A small group of House Democrats who back President Barack Obama’s effort to win “fast-track” trade legislation said Thursday they expect more party members to step forward in favor of the bill, but indicated Republicans would still have to provide the bulk of the votes to win its approval.
“I think members realize it’s coming closer [to the time] to ultimately to make a decision, and that’s what they’re trying to do,” Wisconsin Rep. Ron Kind, chairman of the New Democrat Coalition, told reporters after more than a 90-minute meeting with Obama. “I think to the credit of the majority of the New Dems in the coalition, they’ve kept their powder dry to give the administration and the president the chance to make the case.”

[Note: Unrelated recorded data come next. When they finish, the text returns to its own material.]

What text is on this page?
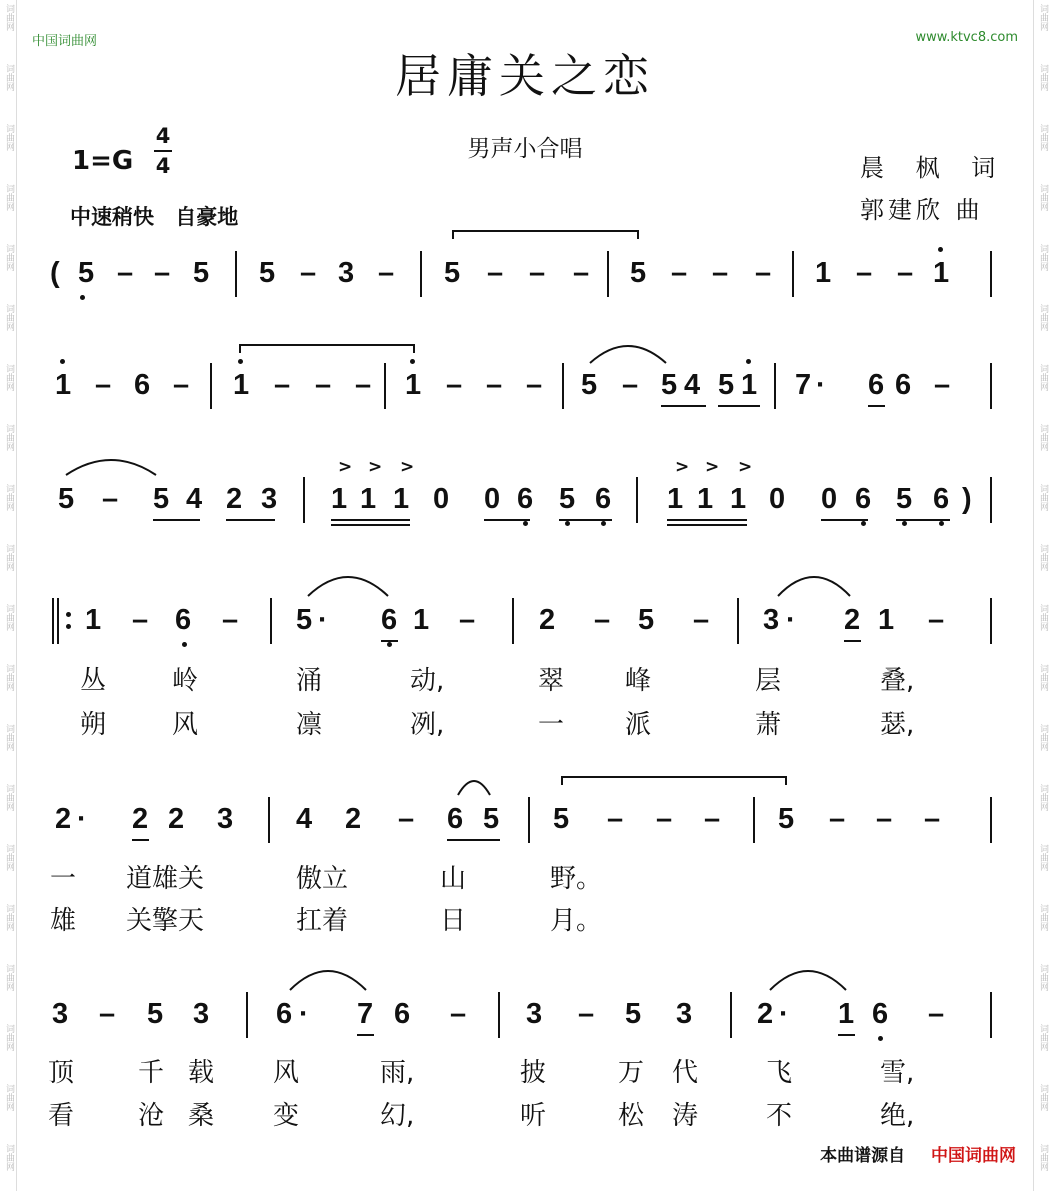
词曲网
词曲网
词曲网
词曲网
词曲网
词曲网
词曲网
词曲网
词曲网
词曲网
词曲网
词曲网
词曲网
词曲网
词曲网
词曲网
词曲网
词曲网
词曲网
词曲网
词曲网
词曲网
词曲网
词曲网
词曲网
词曲网
词曲网
词曲网
词曲网
词曲网
词曲网
词曲网
词曲网
词曲网
词曲网
词曲网
词曲网
词曲网
词曲网
词曲网
中国词曲网	www.ktvc8.com
居庸关之恋
男声小合唱
1=G
4
4
中速稍快 自豪地
晨 枫 词
郭建欣 曲
( 5 – – 5 5 – 3 – 5 – – – 5 – – – 1 – – 1
1 – 6 – 1 – – – 1 – – – 5 – 5 4 5 1 7 · 6 6 –
5 – 5 4 2 3 1 1 1 0 0 6 5 6
> > >
1 1 1 0 0 6 5 6 )
> > >
1 – 6 – 5 · 6 1 – 2 – 5 – 3 · 2 1 –
2 · 2 2 3 4 2 – 6 5 5 – – – 5 – – –
3 – 5 3 6 · 7 6 – 3 – 5 3 2 · 1 6 –
丛	岭	涌	动,	翠 峰	层	叠,
朔	风	凛	冽,	一 派	萧	瑟,
一 道雄关	傲立	山	野。
雄 关擎天	扛着	日	月。
顶 千 载 风	雨,	披	万 代	飞	雪,
看 沧 桑 变	幻,	听	松 涛	不	绝,
本曲谱源自 中国词曲网
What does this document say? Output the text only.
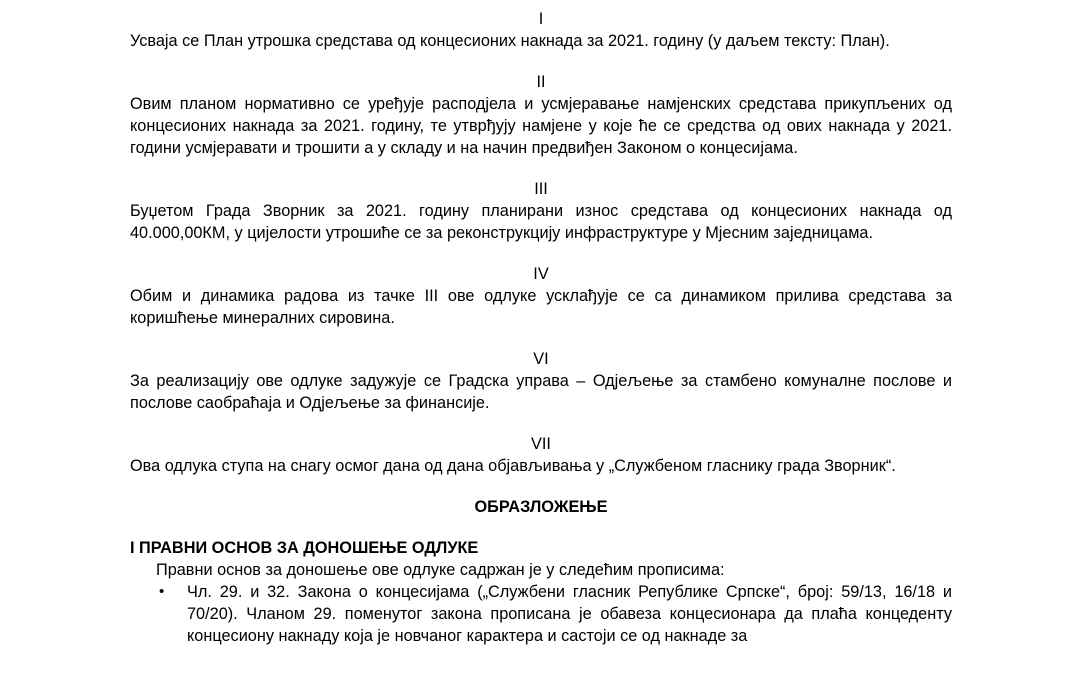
I
Усваја се План утрошка средстава од концесионих накнада за 2021. годину (у даљем тексту: План).
II
Овим планом нормативно се уређује расподјела и усмјеравање намјенских средстава прикупљених од концесионих накнада за 2021. годину, те утврђују намјене у које ће се средства од ових накнада у 2021. години усмјеравати и трошити а у складу и на начин предвиђен Законом о концесијама.
III
Буџетом Града Зворник за 2021. годину планирани износ средстава од концесионих накнада од 40.000,00КМ, у цијелости утрошиће се за реконструкцију инфраструктуре у Мјесним заједницама.
IV
Обим и динамика радова из тачке III ове одлуке усклађује се са динамиком прилива средстава за коришћење минералних сировина.
VI
За реализацију ове одлуке задужује се Градска управа – Одјељење за стамбено комуналне послове и послове саобраћаја и Одјељење за финансије.
VII
Ова одлука ступа на снагу осмог дана од дана објављивања у „Службеном гласнику града Зворник“.
ОБРАЗЛОЖЕЊЕ
I ПРАВНИ ОСНОВ ЗА ДОНОШЕЊЕ ОДЛУКЕ
Правни основ за доношење ове одлуке садржан је у следећим прописима:
• Чл. 29. и 32. Закона о концесијама („Службени гласник Републике Српске“, број: 59/13, 16/18 и 70/20). Чланом 29. поменутог закона прописана је обавеза концесионара да плаћа концеденту концесиону накнаду која је новчаног карактера и састоји се од накнаде за
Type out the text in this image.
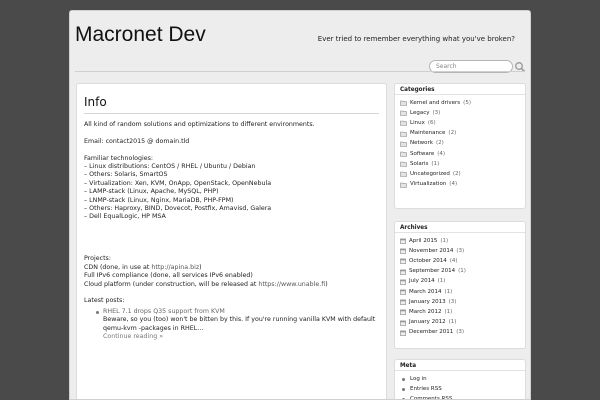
Macronet Dev	Ever tried to remember everything what you've broken?
Search
Info
All kind of random solutions and optimizations to different environments.
Email: contact2015 @ domain.tld
Familiar technologies:
– Linux distributions: CentOS / RHEL / Ubuntu / Debian
– Others: Solaris, SmartOS
– Virtualization: Xen, KVM, OnApp, OpenStack, OpenNebula
– LAMP-stack (Linux, Apache, MySQL, PHP)
– LNMP-stack (Linux, Nginx, MariaDB, PHP-FPM)
– Others: Haproxy, BIND, Dovecot, Postfix, Amavisd, Galera
– Dell EqualLogic, HP MSA
Projects:
CDN (done, in use at http://apina.biz)
Full IPv6 compliance (done, all services IPv6 enabled)
Cloud platform (under construction, will be released at https://www.unable.fi)
Latest posts:
RHEL 7.1 drops Q35 support from KVM
Beware, so you (too) won't be bitten by this. If you're running vanilla KVM with default
qemu-kvm -packages in RHEL…
Continue reading »
Categories
Kernel and drivers (5)
Legacy (3)
Linux (6)
Maintenance (2)
Network (2)
Software (4)
Solaris (1)
Uncategorized (2)
Virtualization (4)
Archives
April 2015 (1)
November 2014 (3)
October 2014 (4)
September 2014 (1)
July 2014 (1)
March 2014 (1)
January 2013 (3)
March 2012 (1)
January 2012 (1)
December 2011 (3)
Meta
Log in
Entries RSS
Comments RSS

Obama invited all 46 members of the moderate, business-friendly group to the White House to urge their support for the bill, which many Democrats have already made up their mind to oppose. About 27 piled into a bus for the trip, including some who have already endorsed the bill and many others who are undecided.
Just 13 House Democrats — most of them from the New Democrat Coalition — are on record in support of the legislation, which would allow Obama to submit trade deals like the proposed Trans-Pacific Partnership pact to Congress for straight up-or-down votes without any amendments.
The dearth of Democratic support is putting pressure on Republicans to provide the bulk of the votes needed to hand Obama a major legislative victory. Obama’s invitation comes after repeated GOP criticisms of the president’s efforts to push his trade agenda.
“The president needs to step up his game in terms of garnering more support amongst Democrats, especially here in the House,” House Speaker John Boehner told reporters amid concerns of a possibly large bloc of Republicans voting against giving Obama the authority.
But given the number of Democrats who have decided to oppose the bill because of their concerns about the Asia-Pacific trade deal, there is a limit to how many votes Obama could round up at this point.
“Personally, I think it’s in the 50-to-60 range max, given who has already pledged their vote,” said Gerry Connolly of Virginia, the New Democrats’ vice chairman.
The six-year bill is a hard sell to many Democrats, especially in the industrial Midwest, where the North American Free Trade Agreement is often blamed for millions of lost manufacturing jobs.
“There’s no denying the historic, reflexive opposition that many Democrats have as soon as anyone utters the word ‘trade,’” White House spokesman Josh Earnest said. “The president is sympathetic to that.”